The barrow zipped away, full, and a new barrow glided over. 

The full barrow headed north, joining other barrows zipping along, and then, when about 200 metres away, it burst into flames.

The workers and Milpol guards were distracted, staring as the burning barrow zipped along, black smoke billowing from it. The Kantary supervisors began panicking and running after the burning barrow, shouting into radios.

They slipped away into the darkness, dashing off among the huge boulders of rock that had yet to be smashed.

The two commandos moved stealthily through the towering monoliths of fractured blue and white rock, moving undetected westward until they reached the base of the cliffs.

They hid in a tunnel bored into the rock, and his comrade took a device from his breast pocket. It projected a 3D hologram image of the quarry.

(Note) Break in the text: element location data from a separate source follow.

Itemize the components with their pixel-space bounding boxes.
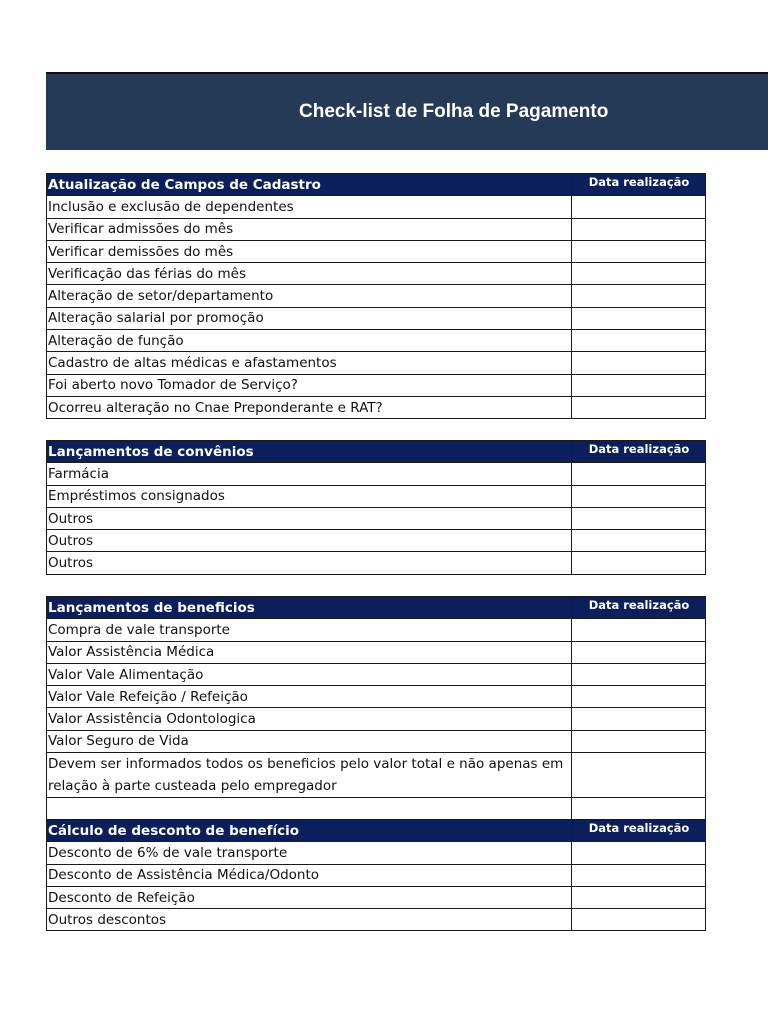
checklist-item: Alteração salarial por promoção <box>47 307 572 329</box>
checklist-row <box>47 686 706 708</box>
checklist-item: Alteração de função <box>47 330 572 352</box>
checklist-row <box>47 530 706 552</box>
date-cell[interactable] <box>572 708 706 730</box>
checklist-item: Ocorreu alteração no Cnae Preponderante e RAT? <box>47 396 572 418</box>
section-header-row <box>47 441 706 463</box>
checklist-item: Valor Assistência Odontologica <box>47 708 572 730</box>
checklist-row <box>47 330 706 352</box>
checklist-item: Outros <box>47 530 572 552</box>
date-cell[interactable] <box>572 263 706 285</box>
date-cell[interactable] <box>572 619 706 641</box>
date-cell[interactable] <box>572 663 706 685</box>
checklist-item: Verificar demissões do mês <box>47 240 572 262</box>
checklist-row <box>47 485 706 507</box>
checklist-row <box>47 641 706 663</box>
checklist-item: Compra de vale transporte <box>47 619 572 641</box>
date-cell[interactable] <box>572 641 706 663</box>
date-cell[interactable] <box>572 864 706 886</box>
checklist-row <box>47 263 706 285</box>
section-table-convenios <box>46 440 706 575</box>
date-cell[interactable] <box>572 374 706 396</box>
checklist-item-note: Devem ser informados todos os beneficios pelo valor total e não apenas em relação à parte custeada pelo empregador <box>47 753 572 798</box>
section-header-row <box>47 174 706 196</box>
checklist-item: Foi aberto novo Tomador de Serviço? <box>47 374 572 396</box>
checklist-item: Verificação das férias do mês <box>47 263 572 285</box>
date-cell[interactable] <box>572 485 706 507</box>
checklist-row <box>47 374 706 396</box>
checklist-row <box>47 708 706 730</box>
checklist-item: Farmácia <box>47 463 572 485</box>
checklist-row <box>47 886 706 908</box>
checklist-row <box>47 753 706 798</box>
checklist-item: Verificar admissões do mês <box>47 218 572 240</box>
date-cell[interactable] <box>572 218 706 240</box>
section-table-descontos <box>46 819 706 931</box>
checklist-item: Valor Vale Refeição / Refeição <box>47 686 572 708</box>
section-header: Lançamentos de convênios <box>47 441 572 463</box>
date-cell[interactable] <box>572 352 706 374</box>
date-cell[interactable] <box>572 909 706 931</box>
date-cell[interactable] <box>572 886 706 908</box>
date-cell[interactable] <box>572 798 706 820</box>
date-cell[interactable] <box>572 753 706 798</box>
checklist-item: Valor Seguro de Vida <box>47 730 572 752</box>
checklist-item: Outros <box>47 552 572 574</box>
checklist-item: Desconto de Refeição <box>47 886 572 908</box>
section-header-row <box>47 820 706 842</box>
date-cell[interactable] <box>572 842 706 864</box>
date-cell[interactable] <box>572 330 706 352</box>
section-header-row <box>47 597 706 619</box>
section-header: Lançamentos de beneficios <box>47 597 572 619</box>
date-cell[interactable] <box>572 530 706 552</box>
date-cell[interactable] <box>572 552 706 574</box>
checklist-row <box>47 396 706 418</box>
date-cell[interactable] <box>572 396 706 418</box>
checklist-item: Valor Vale Alimentação <box>47 663 572 685</box>
date-cell[interactable] <box>572 686 706 708</box>
section-table-beneficios <box>46 596 706 820</box>
date-cell[interactable] <box>572 463 706 485</box>
checklist-row <box>47 352 706 374</box>
checklist-row <box>47 463 706 485</box>
checklist-row <box>47 196 706 218</box>
checklist-row <box>47 285 706 307</box>
checklist-row <box>47 307 706 329</box>
date-cell[interactable] <box>572 285 706 307</box>
date-cell[interactable] <box>572 307 706 329</box>
checklist-row <box>47 507 706 529</box>
checklist-row <box>47 909 706 931</box>
title-banner <box>46 72 768 150</box>
section-header: Cálculo de desconto de benefício <box>47 820 572 842</box>
page-title: Check-list de Folha de Pagamento <box>299 101 609 122</box>
checklist-row <box>47 842 706 864</box>
date-cell[interactable] <box>572 196 706 218</box>
checklist-row <box>47 552 706 574</box>
section-table-cadastro <box>46 173 706 419</box>
checklist-item: Inclusão e exclusão de dependentes <box>47 196 572 218</box>
date-column-header: Data realização <box>572 820 706 842</box>
date-column-header: Data realização <box>572 174 706 196</box>
date-cell[interactable] <box>572 240 706 262</box>
checklist-item: Outros <box>47 507 572 529</box>
checklist-item: Desconto de Assistência Médica/Odonto <box>47 864 572 886</box>
section-header: Atualização de Campos de Cadastro <box>47 174 572 196</box>
checklist-item: Valor Assistência Médica <box>47 641 572 663</box>
date-column-header: Data realização <box>572 441 706 463</box>
checklist-row <box>47 218 706 240</box>
checklist-row <box>47 730 706 752</box>
checklist-item: Outros descontos <box>47 909 572 931</box>
checklist-row <box>47 240 706 262</box>
date-column-header: Data realização <box>572 597 706 619</box>
date-cell[interactable] <box>572 507 706 529</box>
checklist-item: Cadastro de altas médicas e afastamentos <box>47 352 572 374</box>
checklist-row <box>47 663 706 685</box>
checklist-item: Alteração de setor/departamento <box>47 285 572 307</box>
checklist-item: Desconto de 6% de vale transporte <box>47 842 572 864</box>
checklist-item <box>47 798 572 820</box>
checklist-item: Empréstimos consignados <box>47 485 572 507</box>
checklist-row <box>47 619 706 641</box>
checklist-row <box>47 798 706 820</box>
date-cell[interactable] <box>572 730 706 752</box>
checklist-row <box>47 864 706 886</box>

“We are here, in these tunnels,” he said, zooming into the image. “The target will be above where we are, but about 2,500 metres due north. 

“The target will be the setting off of a blast, on the east side, in a demonstration for the media. There is another set of tunnels below where the media will be set up, and that’s where we will plant the device.”

He drank some water as his comrade tucked the imaging device away.

They left the tunnel, heading due north in the darkness to plant the device.